プール活動レベル(以下、PALと表記)とは、英国の作業療法士で、同国の認知症ケアを牽引しているリーダーのひとりであるJackie Pool氏が開発した、認知症をもつ人への介入を支援するツールです。パーソン・センタード・ケア、つまり認知症をもつ人をひとりの「人」として尊重し、その人の個性や人生、尊厳などとしっかり向き合うことで、「その人を中心とした最善のケア」を目指すことを理論基盤とし、認知機能障害をもつ人でも潜在的な能力をもっており、環境によってそれらの潜在的な能力が確認され、発揮されるという実証された原理に基づいています。
今回はこのPALを用いて、認知症治療病棟に入院している前頭側頭型認知症をもつ患者さまに対し、活動レベルから日常生活の関わりを改善し、本人の興味を置き換えることで口唇傾向を減らすことを目指した事例について発表をおこないました。
結果としては、活動外での口唇傾向は見られたため完全な置き換えには至らなかったものの、口唇傾向しない時間を作ることができ、また、ADL、IADLの向上、他者との関わりの増加、自己表出や笑顔の表出ができたことが効果として確認できたということです。

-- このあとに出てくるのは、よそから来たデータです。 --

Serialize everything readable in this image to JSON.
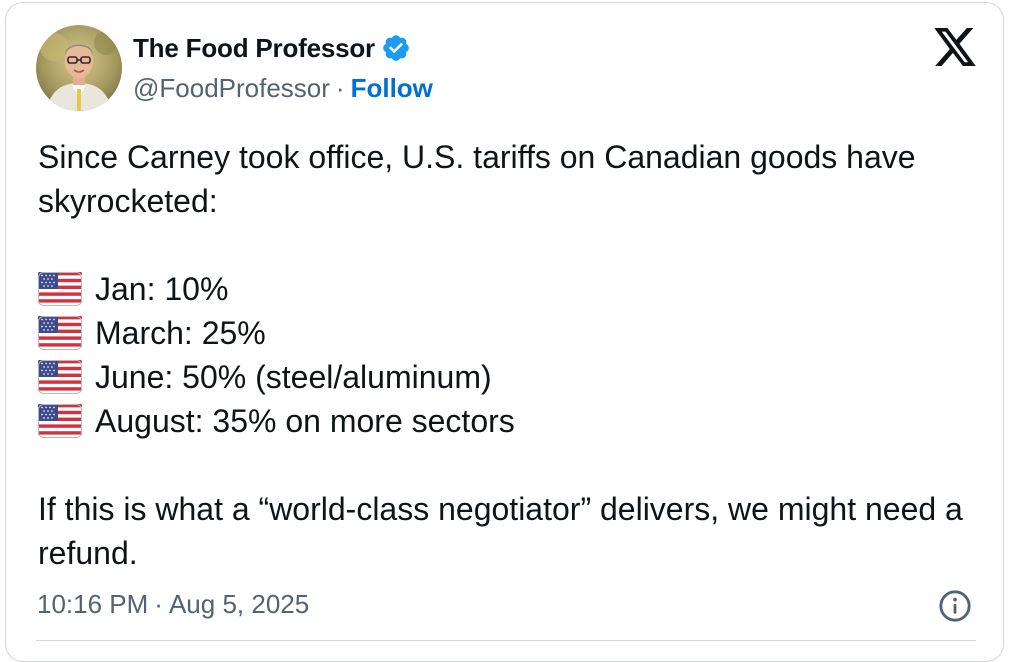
{
  "author": {
    "display_name": "The Food Professor",
    "handle": "@FoodProfessor",
    "separator": "·",
    "follow_label": "Follow",
    "verified_icon": "verified-badge-icon",
    "brand_color": "#1d9bf0"
  },
  "platform": {
    "logo_icon": "x-logo-icon"
  },
  "tweet": {
    "intro": "Since Carney took office, U.S. tariffs on Canadian goods have skyrocketed:",
    "items": [
      {
        "icon": "us-flag-icon",
        "text": "Jan: 10%"
      },
      {
        "icon": "us-flag-icon",
        "text": "March: 25%"
      },
      {
        "icon": "us-flag-icon",
        "text": "June: 50% (steel/aluminum)"
      },
      {
        "icon": "us-flag-icon",
        "text": "August: 35% on more sectors"
      }
    ],
    "closing": "If this is what a “world-class negotiator” delivers, we might need a refund."
  },
  "meta": {
    "time": "10:16 PM",
    "separator": "·",
    "date": "Aug 5, 2025",
    "info_icon": "info-icon"
  }
}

当院看護部では、パーソン・センタード・ケアという考え方のもと、PALをはじめとした様々な介入・評価の手法を用い、多職種で連携して認知症をもつ人ひとりひとりに向き合い、その人らしい生活環境を提供していくとともに、その人たちが住み慣れた地域での生活に戻るための支援をおこなっていきたいと考え取り組んで参ります。